Development of a SQUID (Superconducting Quantum Interference Device) Detection System of Magnetic Nanoparticles for Cancer Imaging.

Abstract

In this dissertation, I present the development of a SQUID (Superconducting Quantum Interference Device) imaging system using targeted magnetic nanoparticles (NPs) as contrast agents. The contrast agents are functionalized for targeting by the conjugation of the magnetic NPs to folic acid (FA) molecules on dendrimer scaffolds. Cellular internalization is accomplished through the high-affinity folic acid receptors (FARs), which are overexpressed in various human carcinomas. SQUID can be applied to detect signals from the magnetic cores of the contrast agents and hence diagnose the tumor. Based on the magnetic properties of the magnetic NPs, two detection methods were developed: remanence and magnetorelaxometry (MRX). The remanence measurement-based method detects magnetic NPs that are sufficiently large and possess long relaxation time.

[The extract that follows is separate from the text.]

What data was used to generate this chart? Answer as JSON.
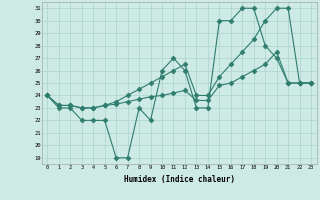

Samples were vertically oscillated and horizontally translated each in one-dimension. The system was calibrated with y-Fe2O3 NPs (mean diameter 25 nm) and the detection limit was found to be 10 ng at a distance of 1.7 cm and the spatial resolution was ~1 cm. A theoretical model of this system was proposed and applied to image reconstruction of scanned phantoms with two NP injection spots. The developed SQUID system can determine not only the amount and horizontal position of the NPs, but also their depth in the phantoms. The MRX technique utilizes the NPs superparamagnetic property and records their time course magnetic decay. The system was investigated by using a number of iron oxide NP products with different mean diameters. The results showed that the MRX signal intensity is sensitively dependent on the size of the NPs. The best detection limit of 300 ng of total iron content was found on using a d = 12 nm Fe3O4 NP sample and this result was supported by computer simulations. To produce magnetic NPs for the MRX study, a synthetic approach of size-controllable Fe3O4 NPs was developed. Accordingly, the magnetic property can be tuned from ferromagnetic to superparamagnetic. In vitro experiments were conducted after functionalization of the synthesized NPs, which showed enhancement in cell targeting of the FA-modified NPs.